The implementation date for the Affordable Care Act is drawing closer and closer and the lack of direction from the federal government has many small businesses worried about its impact.
CBS This Morning ran this story on how the ACA is making business owners nervous… and a few key lawmakers, too.
An article on Free Enterprise goes into some more detail about business concerns with the ACA:
Gallup finds that 48% of small business owners think the Patient Protection and Affordable Care Act (PPACA) “is going to be bad for their business,” while 39% don’t think it’ll have an impact. Fifty-five percent of those polled think the health care law will increase their health care costs, while only 5% think they’ll pay less.
Lisa Scherzer at Yahoo’s The Exchange blog points out some additional data showing confusion with the law:
A survey conducted in February by eHealth of 259 business owners with fewer than 50 workers found that almost a third (32 percent) of respondents incorrectly believe they’ll be required to provide group insurance in 2014, and 24 percent think they’ll be taxed if they don’t.
“There’s clearly a significant amount of misinformation floating around affecting a number of employers and making them panic,” says Linda Blumberg, a senior fellow of the Urban Institute’s Health Policy Center.
“So many small-business owners are confused about this, but there’s an appetite to learn about it,” says Kevin Kuhlman, manager of legislative affairs at the National Federation of Independent Business. No doubt in part because of this confusion, in February the SBA launched a site to help educate business owners on the new law.

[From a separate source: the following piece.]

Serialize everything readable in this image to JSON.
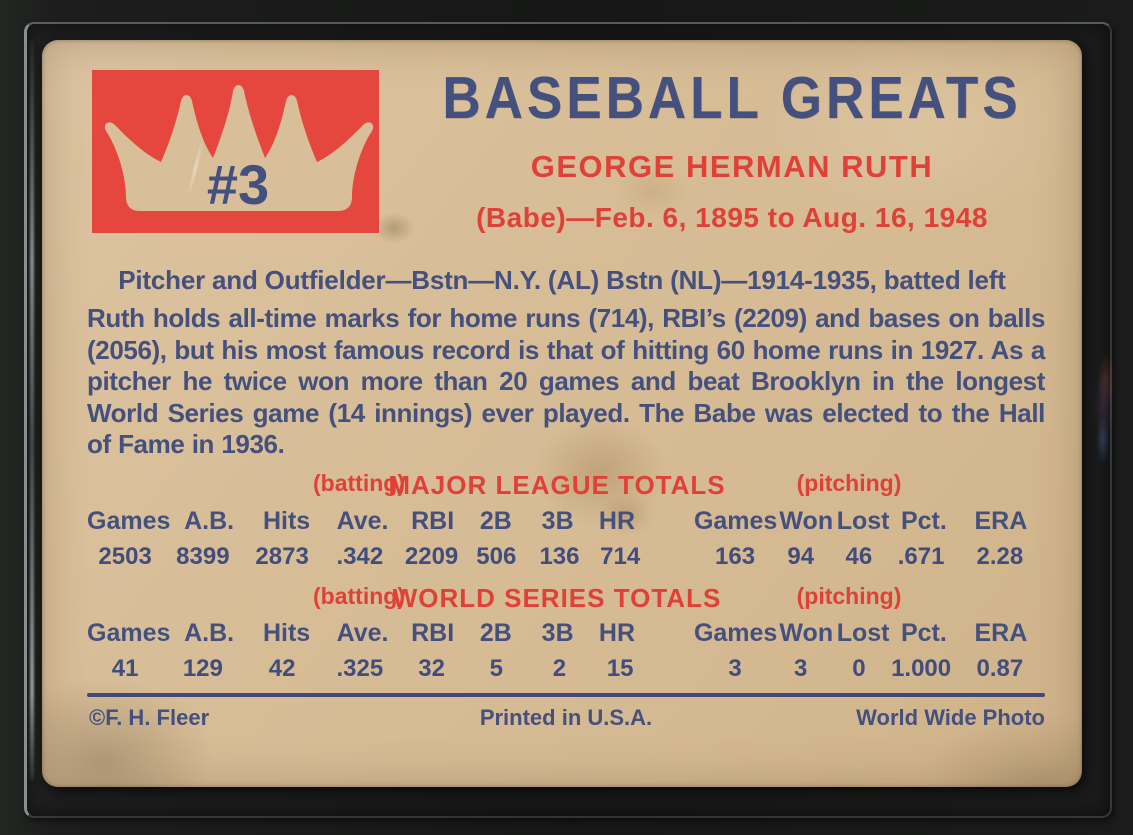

Consumers are baffled, too. A Kaiser Family Foundation survey from March found that, three years after the law’s passage, a majority of Americans (57 percent) say they don’t have enough information about the ACA to understand how it will affect them.
What’s very disturbing from this poll is 41 percent said they’ve held off on hiring workers, and 38 percent said they’ve pulled back on growing their businesses because of the law.